What’s Elk Point got that Cold Lake ain’t got?

There’s a few things actually, but I’m thinking specifically of Elk Point Allied Arts’ performance venue. I’m jealous.

A couple of recent developments have me thinking about the lack of an arts facility in Cold Lake. One is the drive to build a new venue in Bonnyville to replace the Lyle Victor Albert Centre. The other is Cold Lake’s decision to continue operating their venerable old North arena.

About 25 years ago that rink was slated for demolition as the city was planning to build an “Arts and Leisure Centre” where the Energy Centre now stands. The trouble was, the Arts and Leisure Centre included rinks and gyms and plans for a pool, but there was no arts component.

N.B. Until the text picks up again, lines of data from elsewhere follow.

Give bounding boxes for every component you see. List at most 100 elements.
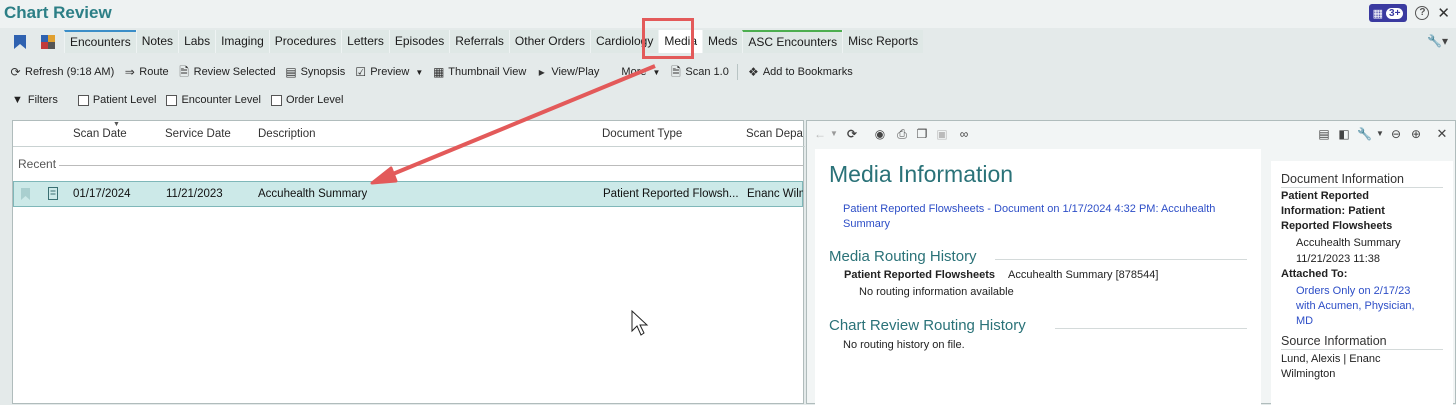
bookmark-add-icon: ❖	[747, 64, 759, 79]
view-play-button[interactable]: ▸ View/Play	[535, 65, 600, 79]
zoom-out-icon[interactable]: ⊖	[1389, 127, 1403, 141]
source-information-title: Source Information	[1281, 334, 1387, 348]
refresh-icon[interactable]: ⟳	[845, 127, 859, 141]
close-icon[interactable]: ✕	[1437, 4, 1450, 22]
column-document-type[interactable]: Document Type	[602, 128, 682, 140]
tab-asc-encounters[interactable]: ASC Encounters	[742, 30, 843, 53]
tab-bar: Encounters Notes Labs Imaging Procedures…	[0, 30, 1456, 54]
zoom-in-icon[interactable]: ⊕	[1409, 127, 1423, 141]
media-list: ▼ Scan Date Service Date Description Doc…	[12, 120, 805, 404]
route-button[interactable]: ⇒ Route	[123, 64, 169, 79]
document-link[interactable]: Patient Reported Flowsheets - Document o…	[843, 202, 1215, 232]
app-title: Chart Review	[4, 3, 112, 22]
bookmark-icon[interactable]	[20, 188, 31, 200]
tab-misc-reports[interactable]: Misc Reports	[842, 30, 924, 53]
image-icon[interactable]: ▣	[935, 127, 949, 141]
tab-referrals[interactable]: Referrals	[449, 30, 509, 53]
document-information-title: Document Information	[1281, 172, 1404, 186]
link-icon[interactable]: ∞	[957, 127, 971, 141]
binoculars-icon[interactable]: ◉	[873, 127, 887, 141]
media-information-pane: Media Information Patient Reported Flows…	[815, 149, 1261, 405]
column-description[interactable]: Description	[258, 128, 316, 140]
order-level-checkbox[interactable]: Order Level	[270, 94, 343, 106]
chart-review-routing-history-title: Chart Review Routing History	[829, 317, 1026, 334]
preview-toolbar: ← ▼ ⟳ ◉ ⎙ ❐ ▣ ∞ ▤ ◧ 🔧 ▼ ⊖ ⊕ ✕	[807, 121, 1456, 147]
scan-department-cell: Enanc Wilm	[747, 188, 803, 200]
chart-layout-icon[interactable]	[40, 34, 56, 50]
chevron-down-icon[interactable]: ▼	[1373, 127, 1387, 141]
section-divider	[995, 259, 1247, 260]
tab-meds[interactable]: Meds	[702, 30, 743, 53]
review-selected-button[interactable]: 🗎 Review Selected	[178, 65, 275, 79]
chart-review-tabs: Encounters Notes Labs Imaging Procedures…	[64, 30, 924, 54]
checkbox-checked-icon: ☑	[355, 64, 367, 79]
filter-icon: ▼	[12, 94, 23, 106]
section-divider	[1281, 349, 1443, 350]
tab-procedures[interactable]: Procedures	[268, 30, 342, 53]
tab-labs[interactable]: Labs	[178, 30, 216, 53]
close-icon[interactable]: ✕	[1435, 127, 1449, 141]
media-toolbar: ⟳ Refresh (9:18 AM) ⇒ Route 🗎 Review Sel…	[0, 62, 1456, 82]
document-information-pane: Document Information Patient Reported In…	[1271, 161, 1453, 405]
chevron-down-icon[interactable]: ▼	[415, 68, 423, 77]
document-type: Patient Reported Information: Patient Re…	[1281, 190, 1393, 232]
patient-level-checkbox[interactable]: Patient Level	[77, 94, 156, 106]
help-icon[interactable]: ?	[1415, 6, 1430, 20]
checkbox[interactable]	[77, 94, 89, 106]
synopsis-button[interactable]: ▤ Synopsis	[285, 64, 345, 79]
preview-panel: ← ▼ ⟳ ◉ ⎙ ❐ ▣ ∞ ▤ ◧ 🔧 ▼ ⊖ ⊕ ✕ Media Info…	[806, 120, 1456, 405]
section-divider	[1055, 328, 1247, 329]
refresh-icon: ⟳	[10, 64, 21, 79]
synopsis-icon: ▤	[285, 64, 297, 79]
refresh-button[interactable]: ⟳ Refresh (9:18 AM)	[9, 64, 114, 79]
document-description: Accuhealth Summary	[1296, 237, 1401, 249]
media-tab-highlight	[642, 18, 694, 59]
attached-order-link[interactable]: Orders Only on 2/17/23 with Acumen, Phys…	[1296, 284, 1415, 329]
print-icon[interactable]: ⎙	[895, 127, 909, 141]
clapper-icon: ▦	[1372, 7, 1384, 20]
checkbox[interactable]	[270, 94, 282, 106]
more-button[interactable]: More ▼	[621, 66, 660, 78]
media-information-title: Media Information	[829, 161, 1014, 187]
chevron-down-icon: ▼	[652, 67, 661, 77]
document-icon	[48, 187, 58, 200]
tab-imaging[interactable]: Imaging	[215, 30, 269, 53]
split-vertical-icon[interactable]: ◧	[1337, 127, 1351, 141]
encounter-level-checkbox[interactable]: Encounter Level	[166, 94, 261, 106]
column-scan-department[interactable]: Scan Depa	[746, 128, 803, 140]
split-horizontal-icon[interactable]: ▤	[1317, 127, 1331, 141]
wrench-menu-icon[interactable]: 🔧▾	[1427, 34, 1448, 48]
scanner-icon: 🗎	[671, 64, 681, 79]
document-type-cell: Patient Reported Flowsh...	[603, 188, 739, 200]
table-row[interactable]: 01/17/2024 11/21/2023 Accuhealth Summary…	[13, 181, 803, 207]
title-bar: Chart Review ▦ 3+ ? ✕	[0, 0, 1456, 28]
scan-button[interactable]: 🗎 Scan 1.0	[669, 64, 729, 79]
routing-value: Accuhealth Summary [878544]	[1008, 269, 1159, 281]
checkbox[interactable]	[166, 94, 178, 106]
document-datetime: 11/21/2023 11:38	[1296, 253, 1381, 265]
tab-letters[interactable]: Letters	[341, 30, 389, 53]
preview-toggle[interactable]: ☑ Preview ▼	[354, 64, 423, 79]
section-divider	[1281, 187, 1443, 188]
copy-icon[interactable]: ❐	[915, 127, 929, 141]
route-icon: ⇒	[124, 64, 135, 79]
wrench-icon[interactable]: 🔧	[1357, 127, 1372, 141]
back-arrow-icon[interactable]: ←	[813, 127, 827, 141]
tab-other-orders[interactable]: Other Orders	[508, 30, 590, 53]
column-scan-date[interactable]: Scan Date	[73, 128, 127, 140]
column-service-date[interactable]: Service Date	[165, 128, 231, 140]
toolbar-divider	[736, 64, 738, 80]
description-cell: Accuhealth Summary	[258, 188, 368, 200]
service-date-cell: 11/21/2023	[166, 188, 223, 200]
thumbnail-view-button[interactable]: ▦ Thumbnail View	[432, 65, 526, 79]
chevron-down-icon[interactable]: ▼	[827, 127, 841, 141]
routing-label: Patient Reported Flowsheets	[844, 269, 995, 281]
add-to-bookmarks-button[interactable]: ❖ Add to Bookmarks	[747, 64, 853, 79]
tab-episodes[interactable]: Episodes	[388, 30, 450, 53]
notifications-button[interactable]: ▦ 3+	[1368, 4, 1408, 22]
bookmark-icon[interactable]	[12, 34, 28, 50]
tab-notes[interactable]: Notes	[135, 30, 179, 53]
filters-button[interactable]: ▼ Filters	[12, 94, 58, 106]
window-controls: ▦ 3+ ? ✕	[1368, 4, 1450, 22]
tab-encounters[interactable]: Encounters	[64, 30, 136, 53]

I asked if it might be possible to convert the North arena into a multidiscipline arts facility with a performance stage, studios, and workshops. That idea was immediately shot down. As soon as ground was broken on the new “arts and leisure” rink – er, centre – the blue rink was coming down. It was too expensive to operate and too dangerous to occupy.

But it’s still standing, because it’s needed for hockey.

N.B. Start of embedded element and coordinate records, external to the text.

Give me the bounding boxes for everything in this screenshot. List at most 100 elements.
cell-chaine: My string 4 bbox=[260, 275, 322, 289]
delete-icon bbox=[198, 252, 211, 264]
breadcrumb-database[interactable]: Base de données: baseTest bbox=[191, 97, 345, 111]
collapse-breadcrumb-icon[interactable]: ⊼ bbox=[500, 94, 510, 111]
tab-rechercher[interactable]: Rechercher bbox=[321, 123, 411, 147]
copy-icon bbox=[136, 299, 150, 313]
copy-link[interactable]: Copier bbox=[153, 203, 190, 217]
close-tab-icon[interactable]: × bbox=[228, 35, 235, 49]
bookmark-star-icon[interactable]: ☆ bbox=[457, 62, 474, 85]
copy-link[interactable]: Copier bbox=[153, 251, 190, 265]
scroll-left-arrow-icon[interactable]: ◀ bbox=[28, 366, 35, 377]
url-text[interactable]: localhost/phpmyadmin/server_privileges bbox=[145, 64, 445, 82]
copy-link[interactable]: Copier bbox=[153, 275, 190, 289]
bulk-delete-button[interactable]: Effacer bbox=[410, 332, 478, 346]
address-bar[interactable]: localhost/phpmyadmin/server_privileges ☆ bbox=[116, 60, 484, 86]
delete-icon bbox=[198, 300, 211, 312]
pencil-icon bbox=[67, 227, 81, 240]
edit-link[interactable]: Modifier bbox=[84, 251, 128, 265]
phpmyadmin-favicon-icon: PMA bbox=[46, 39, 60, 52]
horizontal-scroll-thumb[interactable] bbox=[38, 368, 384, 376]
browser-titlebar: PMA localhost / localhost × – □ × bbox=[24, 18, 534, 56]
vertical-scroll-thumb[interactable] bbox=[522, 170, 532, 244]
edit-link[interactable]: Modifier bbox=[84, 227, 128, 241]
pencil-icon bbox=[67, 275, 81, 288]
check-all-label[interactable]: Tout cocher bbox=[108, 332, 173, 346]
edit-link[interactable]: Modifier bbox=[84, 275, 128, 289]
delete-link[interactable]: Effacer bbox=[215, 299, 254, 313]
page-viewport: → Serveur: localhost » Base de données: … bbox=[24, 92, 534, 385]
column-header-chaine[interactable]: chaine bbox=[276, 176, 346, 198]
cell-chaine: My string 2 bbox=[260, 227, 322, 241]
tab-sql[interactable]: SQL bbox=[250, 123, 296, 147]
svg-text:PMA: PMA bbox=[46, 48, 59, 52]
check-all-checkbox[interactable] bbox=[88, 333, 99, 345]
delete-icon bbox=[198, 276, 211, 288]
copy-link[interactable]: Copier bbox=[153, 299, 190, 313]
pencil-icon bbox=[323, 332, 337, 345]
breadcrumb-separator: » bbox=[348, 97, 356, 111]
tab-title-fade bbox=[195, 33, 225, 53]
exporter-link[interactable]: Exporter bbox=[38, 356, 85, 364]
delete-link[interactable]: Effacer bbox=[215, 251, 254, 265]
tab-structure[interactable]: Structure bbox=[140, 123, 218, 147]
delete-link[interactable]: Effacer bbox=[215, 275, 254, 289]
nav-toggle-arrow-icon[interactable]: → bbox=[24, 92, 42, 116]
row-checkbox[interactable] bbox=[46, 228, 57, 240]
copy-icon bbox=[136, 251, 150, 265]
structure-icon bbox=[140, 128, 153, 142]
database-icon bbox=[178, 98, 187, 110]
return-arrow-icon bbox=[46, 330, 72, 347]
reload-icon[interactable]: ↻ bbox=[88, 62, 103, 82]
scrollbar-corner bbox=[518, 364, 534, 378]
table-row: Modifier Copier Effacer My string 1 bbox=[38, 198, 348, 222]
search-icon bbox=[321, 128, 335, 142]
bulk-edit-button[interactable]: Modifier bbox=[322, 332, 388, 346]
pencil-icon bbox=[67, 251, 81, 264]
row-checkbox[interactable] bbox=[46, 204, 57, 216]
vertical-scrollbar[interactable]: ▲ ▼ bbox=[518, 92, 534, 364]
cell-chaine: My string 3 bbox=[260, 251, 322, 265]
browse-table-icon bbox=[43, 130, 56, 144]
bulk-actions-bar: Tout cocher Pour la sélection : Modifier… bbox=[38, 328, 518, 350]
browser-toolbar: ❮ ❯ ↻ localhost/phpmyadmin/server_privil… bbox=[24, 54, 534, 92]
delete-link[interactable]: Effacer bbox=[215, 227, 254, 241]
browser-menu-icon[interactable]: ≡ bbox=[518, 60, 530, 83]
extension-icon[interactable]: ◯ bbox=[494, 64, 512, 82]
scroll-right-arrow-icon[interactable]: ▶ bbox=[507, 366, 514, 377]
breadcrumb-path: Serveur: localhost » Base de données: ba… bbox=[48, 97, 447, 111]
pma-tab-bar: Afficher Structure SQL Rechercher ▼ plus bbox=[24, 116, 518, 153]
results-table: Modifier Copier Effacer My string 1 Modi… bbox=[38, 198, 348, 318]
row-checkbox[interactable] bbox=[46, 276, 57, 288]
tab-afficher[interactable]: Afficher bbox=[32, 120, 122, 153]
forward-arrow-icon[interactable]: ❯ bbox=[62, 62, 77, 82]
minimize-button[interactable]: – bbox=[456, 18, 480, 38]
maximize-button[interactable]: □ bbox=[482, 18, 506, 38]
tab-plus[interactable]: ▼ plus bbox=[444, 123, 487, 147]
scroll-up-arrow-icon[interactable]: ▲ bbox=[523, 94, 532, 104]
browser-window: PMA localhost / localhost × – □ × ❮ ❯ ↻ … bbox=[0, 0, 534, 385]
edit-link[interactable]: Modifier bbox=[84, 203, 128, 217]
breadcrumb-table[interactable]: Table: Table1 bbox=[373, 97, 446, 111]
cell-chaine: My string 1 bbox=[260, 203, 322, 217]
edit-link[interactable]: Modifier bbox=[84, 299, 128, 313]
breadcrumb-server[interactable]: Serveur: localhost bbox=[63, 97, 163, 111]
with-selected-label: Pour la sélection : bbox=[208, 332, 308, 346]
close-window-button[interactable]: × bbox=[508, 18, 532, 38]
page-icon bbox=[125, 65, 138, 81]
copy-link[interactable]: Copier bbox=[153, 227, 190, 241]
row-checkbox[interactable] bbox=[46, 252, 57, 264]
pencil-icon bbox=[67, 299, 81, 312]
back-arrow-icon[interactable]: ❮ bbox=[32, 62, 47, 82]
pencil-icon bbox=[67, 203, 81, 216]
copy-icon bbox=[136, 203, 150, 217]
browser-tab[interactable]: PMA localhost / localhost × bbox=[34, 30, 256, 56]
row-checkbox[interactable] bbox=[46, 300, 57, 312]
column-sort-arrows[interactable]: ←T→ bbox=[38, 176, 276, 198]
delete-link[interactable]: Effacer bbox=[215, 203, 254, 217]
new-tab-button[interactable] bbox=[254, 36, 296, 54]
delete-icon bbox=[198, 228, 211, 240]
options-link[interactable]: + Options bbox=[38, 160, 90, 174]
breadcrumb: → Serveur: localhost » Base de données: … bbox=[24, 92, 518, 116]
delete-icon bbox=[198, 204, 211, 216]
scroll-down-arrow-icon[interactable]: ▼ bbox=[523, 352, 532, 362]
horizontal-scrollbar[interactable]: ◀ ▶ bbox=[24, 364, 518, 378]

It’s tempting to blame hockey culture and city councils for the lack of arts infrastructure in Cold Lake, but we artsy folk should look in the mirror first. When you look at hockey families, you will see that they are organized; they fundraise like mad; and they pay plenty of money to keep the rinks in use.

Can Cold Lake’s artists match that kind of effort? Can they look beyond their own arts disciplines—music, theatre, dance, painting, sculpture, as examples—and come together to demonstrate a need and promote a compelling vision?

Can they fundraise? If a facility is built, would they pay to use it?

I may be wrong, but I don’t see the city looking seriously at an arts facility in the next ten years. I’m sure at least one new hockey surface will be added before an arts centre is even considered. And so again the arts community will be left to wonder “what about us?”

It’s a fair question, but it’s one we should be asking ourselves.